BEYROUTH: Deux ministres libanais ayant tenté une timide sortie dans les quartiers de Beyrouth, dévastés par l'explosion au port de la capitale, ont été violemment pris à parti par des volontaires qui déblayaient les décombres, ne décolérant pas face à l'incurie du pouvoir.
L'accueil tranche avec celui enthousiaste réservé jeudi au président français Emmanuel Macron, qui s'est offert un bain de foule dans le centre de Beyrouth auprès de Libanais fustigeant leurs dirigeants accusés de corruption et d'incompétence.
Vendredi, le ministre de l'Education Tarek Majzoub est descendu balai à la main pour aider dans le quartier de Karantina, où il a été accueilli dans la colère.
« Démissionne », « le peuple veut la chute du régime », « Préparez la potence », ont hurlé les volontaires, contraignant le ministre à repartir, selon des vidéos circulant sur les réseaux sociaux et des télévisions locales.
Face à la faible réactivité des autorités après le drame survenu au port, les Libanais ont pris les choses en main et lancé eux-mêmes les opérations de nettoyage.
Jeudi, la ministre de la Justice Marie-Claude Najm avait tenté de se rendre dans le quartier dévasté de Gemmayzé, visité par M. Macron le même jour.
Des volontaires ont réclamé sa démission, n'hésitant pas à l'insulter et à l'asperger avec de l'eau, malgré les militaires qui l'escortaient, selon des vidéos filmées par un témoin.
« Ministre de la corruption, pas ministre de la Justice », a lancé l'un d'entre eux.
« Si tu as de l'honneur, démissionne », lui a lancé une Libanaise.
L'explosion dans le port de Beyrouth mardi a fait plus de 150 morts et 5.000 blessés.
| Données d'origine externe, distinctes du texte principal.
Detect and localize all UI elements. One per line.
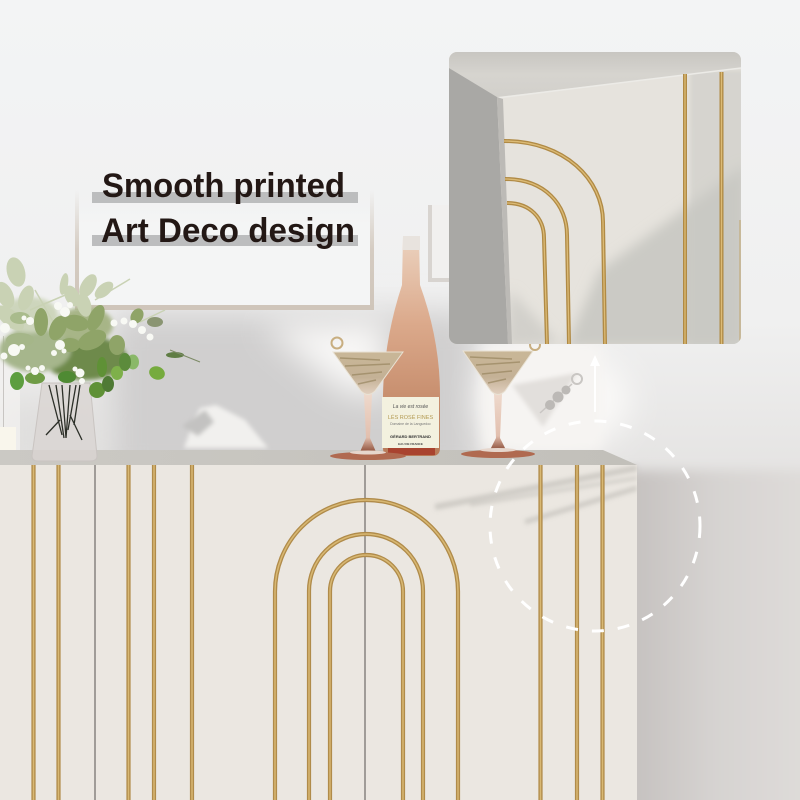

Elle a été provoquée par plusieurs tonnes de nitrate d'ammonium stockées depuis six ans dans un entrepôt « sans mesures de précaution », de l'aveu même du Premier ministre.
Le drame a alimenté la colère des Libanais, déjà mobilisés à l'automne 2019 lors d'un soulèvement populaire inédit, pour dénoncer une crise économique et une classe politique quasi-inchangée depuis des décennies.
Des appels circulent sur les réseaux sociaux pour une manifestation anti-gouvernementale samedi.